Black South Africans, if they had seen the recent debate between George Bush and Geraldine Ferraro, would be looking skyward now, watching as fervently as any Grenadian ever did for their American rescuers to land. You see, they would have heard the vice president pledge his support for the aspirations of South Africa's franchiseless majority.
They would have taken comfort in Bush's painstaking distinction between "those countries that are searching for democracy and the handful of countries that totally violated human rights," and his pledge to support the former while opposing the latter. They would have shouted Hallelujah! on hearing a spokesman for the United States declare: "It is our policy to support democracies, (but) when you have freedom fighters that want to perfect (their) revolution and go the democratic route" -- one man, one vote? -- "we believe in giving them support."

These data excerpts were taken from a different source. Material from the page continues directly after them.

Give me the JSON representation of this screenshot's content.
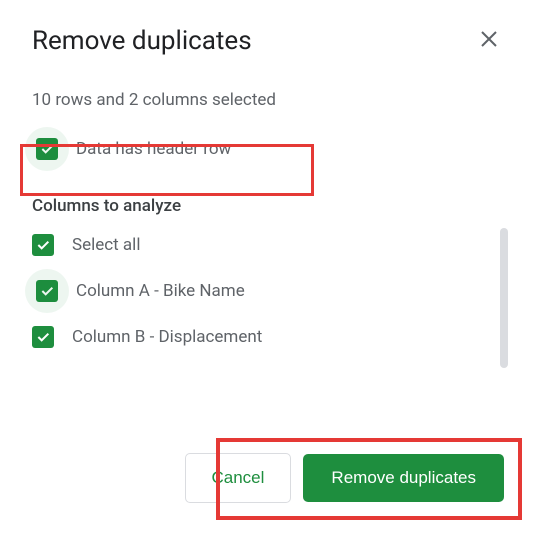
{
  "dialog": {
    "title": "Remove duplicates",
    "selection_info": "10 rows and 2 columns selected",
    "header_row_label": "Data has header row",
    "columns_section_title": "Columns to analyze",
    "select_all_label": "Select all",
    "columns": [
      {
        "label": "Column A - Bike Name"
      },
      {
        "label": "Column B - Displacement"
      }
    ],
    "cancel_label": "Cancel",
    "confirm_label": "Remove duplicates"
  }
}
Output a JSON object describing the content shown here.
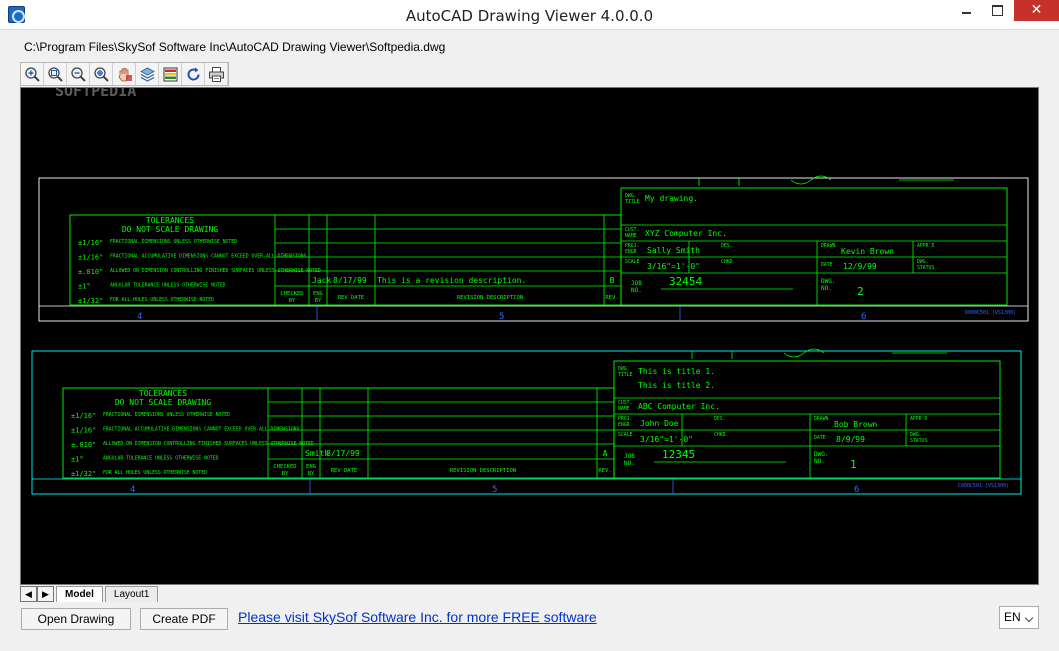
{
  "window": {
    "title": "AutoCAD Drawing Viewer 4.0.0.0",
    "close_glyph": "✕"
  },
  "file_path": "C:\\Program Files\\SkySof Software Inc\\AutoCAD Drawing Viewer\\Softpedia.dwg",
  "toolbar": {
    "icons": [
      "zoom-in-icon",
      "zoom-window-icon",
      "zoom-out-icon",
      "zoom-extents-icon",
      "pan-icon",
      "layers-icon",
      "colors-icon",
      "refresh-icon",
      "print-icon"
    ]
  },
  "drawing": {
    "watermark": "SOFTPEDIA",
    "colors": {
      "frame_top": "#ffffff",
      "frame_bottom": "#00ffff",
      "text": "#00ff00",
      "zone": "#3366ff"
    },
    "tolerances": {
      "title": "TOLERANCES",
      "subtitle": "DO NOT SCALE DRAWING",
      "rows": [
        {
          "value": "±1/16\"",
          "note": "FRACTIONAL DIMENSIONS UNLESS OTHERWISE NOTED"
        },
        {
          "value": "±1/16\"",
          "note": "FRACTIONAL ACCUMULATIVE DIMENSIONS CANNOT EXCEED OVER-ALL DIMENSIONS"
        },
        {
          "value": "±.010\"",
          "note": "ALLOWED ON DIMENSION CONTROLLING FINISHED SURFACES UNLESS OTHERWISE NOTED"
        },
        {
          "value": "±1°",
          "note": "ANGULAR TOLERANCE UNLESS OTHERWISE NOTED"
        },
        {
          "value": "±1/32\"",
          "note": "FOR ALL HOLES UNLESS OTHERWISE NOTED"
        }
      ]
    },
    "labels": {
      "checked_by": [
        "CHECKED",
        "BY"
      ],
      "eng_by": [
        "ENG",
        "BY"
      ],
      "rev_date": "REV DATE",
      "revision_description": "REVISION DESCRIPTION",
      "rev": "REV.",
      "dwg_title": [
        "DWG.",
        "TITLE"
      ],
      "cust_name": [
        "CUST.",
        "NAME"
      ],
      "proj_engr": [
        "PROJ.",
        "ENGR"
      ],
      "des": "DES.",
      "drawn": "DRAWN",
      "apprd": "APPR'D",
      "scale": "SCALE",
      "chkd": "CHKD.",
      "date": "DATE",
      "dwg_status": [
        "DWG.",
        "STATUS"
      ],
      "job_no": [
        "JOB",
        "NO."
      ],
      "dwg_no": [
        "DWG.",
        "NO."
      ]
    },
    "sheet_top": {
      "revision": {
        "checked": "Jack",
        "date": "8/17/99",
        "description": "This is a revision description.",
        "rev": "B"
      },
      "title_lines": [
        "My drawing."
      ],
      "customer": "XYZ Computer Inc.",
      "proj_engr": "Sally Smith",
      "drawn": "Kevin Brown",
      "scale": "3/16\"=1'-0\"",
      "date": "12/9/99",
      "job_no": "32454",
      "dwg_no": "2",
      "zones": [
        "4",
        "5",
        "6"
      ],
      "ref_code": "D000C501 (VS1300)"
    },
    "sheet_bottom": {
      "revision": {
        "checked": "Smith",
        "date": "8/17/99",
        "description": "",
        "rev": "A"
      },
      "title_lines": [
        "This is title 1.",
        "This is title 2."
      ],
      "customer": "ABC Computer Inc.",
      "proj_engr": "John Doe",
      "drawn": "Bob Brown",
      "scale": "3/16\"=1'-0\"",
      "date": "8/9/99",
      "job_no": "12345",
      "dwg_no": "1",
      "zones": [
        "4",
        "5",
        "6"
      ],
      "ref_code": "C000C501 (VS1300)"
    }
  },
  "tabs": {
    "prev_glyph": "◀",
    "next_glyph": "▶",
    "items": [
      {
        "label": "Model",
        "active": true
      },
      {
        "label": "Layout1",
        "active": false
      }
    ]
  },
  "buttons": {
    "open_drawing": "Open Drawing",
    "create_pdf": "Create PDF"
  },
  "link": {
    "text": "Please visit SkySof Software Inc. for more FREE software"
  },
  "language": {
    "selected": "EN"
  }
}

It's just as well they didn't hear the vice president. Bush (who permits himself no thought that the president doesn't share) didn't mean it. Not only will there be no material support for South African freedom fighters; even verbal support won't be forthcoming if the words are too strong. This week, just over a month after some 40 blacks were killed in protests over the constitutional "reforms" that give limited political rights to Asian and mixed-race South Africans while denying any citizenship rights to the black majority, the government undertook what observers called the biggest crackdown ever on political dissent.
Some 7,000 agents, including for the first time army soldiers (brandishing automatic rifles) as well as the police, cordoned off black townships and staged a house-by- house search for political "agitators." It was an extraordinary action, even for South Africa. But when the U.N. Security Council proposed a resolution of condemnation, the United States -- alone among the 15 council members -- abstained. The reason, according to U.S. Ambassador Jeane Kirkpatrick, was that the resolution contained some unspecified "excesses of language." Perhaps the reference was to charges of "massacre" of black protesters, or language declaring apartheid "a crime against humanity," or description of the unprecedented raids as "virtual martial law." Kirkpatrick didn't say.

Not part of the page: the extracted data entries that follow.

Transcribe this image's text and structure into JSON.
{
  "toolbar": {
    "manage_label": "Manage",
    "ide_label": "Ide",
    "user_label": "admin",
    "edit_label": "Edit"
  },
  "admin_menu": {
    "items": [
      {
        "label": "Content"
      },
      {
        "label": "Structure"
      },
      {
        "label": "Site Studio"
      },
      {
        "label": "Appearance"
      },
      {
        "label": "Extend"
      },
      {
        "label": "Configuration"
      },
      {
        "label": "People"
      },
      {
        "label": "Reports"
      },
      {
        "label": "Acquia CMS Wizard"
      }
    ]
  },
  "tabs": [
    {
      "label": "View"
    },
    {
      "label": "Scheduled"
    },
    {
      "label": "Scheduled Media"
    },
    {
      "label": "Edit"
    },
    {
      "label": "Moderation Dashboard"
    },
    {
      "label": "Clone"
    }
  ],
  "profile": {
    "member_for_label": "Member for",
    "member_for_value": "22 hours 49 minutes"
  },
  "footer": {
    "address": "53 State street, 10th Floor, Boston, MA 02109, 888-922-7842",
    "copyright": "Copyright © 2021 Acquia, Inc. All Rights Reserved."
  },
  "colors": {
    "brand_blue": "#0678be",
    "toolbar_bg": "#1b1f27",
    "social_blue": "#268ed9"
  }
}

The blacks who constitute 73 percent of South Africa's population might have wondered just what total violation of human rights Bush had in mind. They might have wondered what distinction the U.S. government makes between "freedom fighters" who don't like the Sandinista government of Nicaragua and "agitators" who protest the complete denial of citizenship rights in South Africa.
The State Department, apparently feeling some need to explain Kirkpatrick's abstention, issued a statement "deeply" regretting the raids and other "repressive measures." But there was no indication it was calling into question the policy of "constructive engagement" by which the United States supposedly expects to talk South Africa into softening the most thoroughgoing system of official racism on earth. Black South Africans understand, even if supporters of the administration refuse to, that "constructive engagement" is nothing more than U.S. acquiescence in South Africa's inhumanity.